DDR Memory Transactions in High-Level Synthesis

Communicating with DDR memories in FPGA can be a performance bottleneck for hardware accelerators. Using a proper data transaction protocol to satisfy the accelerator requirements can be a real challenge if we want to use hardware languages such as VHDL. However, high-level synthesis (HLS) enables designers to choose and configure the required protocol only using the proper C/C++ coding style.

For example, the Xilinx Vitis-HLS toolset uses the concept of ports and coding style to address DDR memory transactions. Designers with low or no hardware background can implement a highly efficient data movement logic between their FPGA design and the system memory.

Let us have a quick look at these techniques in HLS.

Ports

Ports are the hardware entities that connect an FPGA design to off-chip resources such as DDR memories. Ports can provide different bus widths. For example, a 32-bit port can read floating-point data using a single transaction, or a 128-bit port can read four floating-point data elements in one transaction.

FPGAs usually support multi-port wide-bus width, which can provide a high memory bandwidth for accelerators.

To utilise all the memory bandwidths available, the code should be written such that to

1- Enable the burst data transaction protocol

2- Use wide-bus width

3- Utilise multiple-port

Online Courses on HLS for FPGA

If you are interested in learning high-level synthesis for FPGA, please refer to my online course.

Bust Data Transaction Protocol

A code can support the burst protocol if it uses a monotonically increasing order of accesses to the array elements located in the DDR memory.
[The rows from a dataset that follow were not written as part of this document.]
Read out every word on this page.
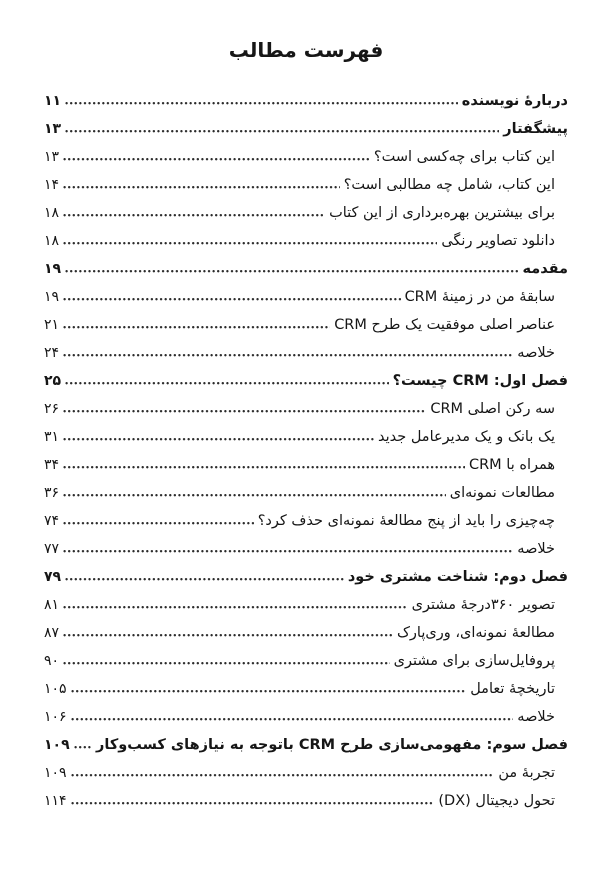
فهرست مطالب
دربارۀ نویسنده
۱۱
پیشگفتار
۱۳
این کتاب برای چه‌کسی است؟
۱۳
این کتاب، شامل چه مطالبی است؟
۱۴
برای بیشترین بهره‌برداری از این کتاب
۱۸
دانلود تصاویر رنگی
۱۸
مقدمه
۱۹
سابقۀ من در زمینۀ CRM
۱۹
عناصر اصلی موفقیت یک طرح CRM
۲۱
خلاصه
۲۴
فصل اول: CRM چیست؟
۲۵
سه رکن اصلی CRM
۲۶
یک بانک و یک مدیرعامل جدید
۳۱
همراه با CRM
۳۴
مطالعات نمونه‌ای
۳۶
چه‌چیزی را باید از پنج مطالعۀ نمونه‌ای حذف کرد؟
۷۴
خلاصه
۷۷
فصل دوم: شناخت مشتری خود
۷۹
تصویر ۳۶۰درجۀ مشتری
۸۱
مطالعۀ نمونه‌ای، وری‌پارک
۸۷
پروفایل‌سازی برای مشتری
۹۰
تاریخچۀ تعامل
۱۰۵
خلاصه
۱۰۶
فصل سوم: مفهومی‌سازی طرح CRM باتوجه به نیازهای کسب‌وکار
۱۰۹
تجربۀ من
۱۰۹
تحول دیجیتال (DX)
۱۱۴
This figure shows a for-loop with increasing order of access to the array A, which can be implemented by burst data transfer protocol.

However, the following for-loop does not provide the proper memory access pattern.

Wide-Bus Width

There are different techniques to enable this feature in a C/C++ code. One way is using a struct structure. For example, the following code read n floating-point data elements using n iterations. So each time, it reads one element.

void data_read(float *A, int n, ...) {
  for (int i = 0; i < n; i++) {
#pragma HLS PIPELINE
    float a = A[i];
    ...
  }
}

However, the following code utilises 128-bit bust to read four floating-point data in one transaction

struct four_float {
  float a,
  float b,
  float c,
  float d,
}
void data_read(four_float *A, int n, ...) {
#pragma HLS PIPELINE
  for (int i = 0; i < n/4; i++) {
    four_float a4 = A[i];
    a1 = a;
    a2 = b;
    a3 = c;
    a4 = d;
    ...
  }
}

another way is partially unrolling the for-loop as follows

void data_read(float *A, int n, ...) {
  for (int i = 0; i < n; i+=4) {
#pragma HLS PIPELINE
    for (int j = 0; j < 4; j++) {
#pragma HLS UNROLL
      float a = A[i+j];
      ...
    } 
  }
}

Multiple Ports

We can modify the data_read function or use a few copies of this function to utilise multiple memory ports. However, as multiple ports read from memory separately, they should access different parts of the input data. The input data can be divided into multiple chunks to address this constraint.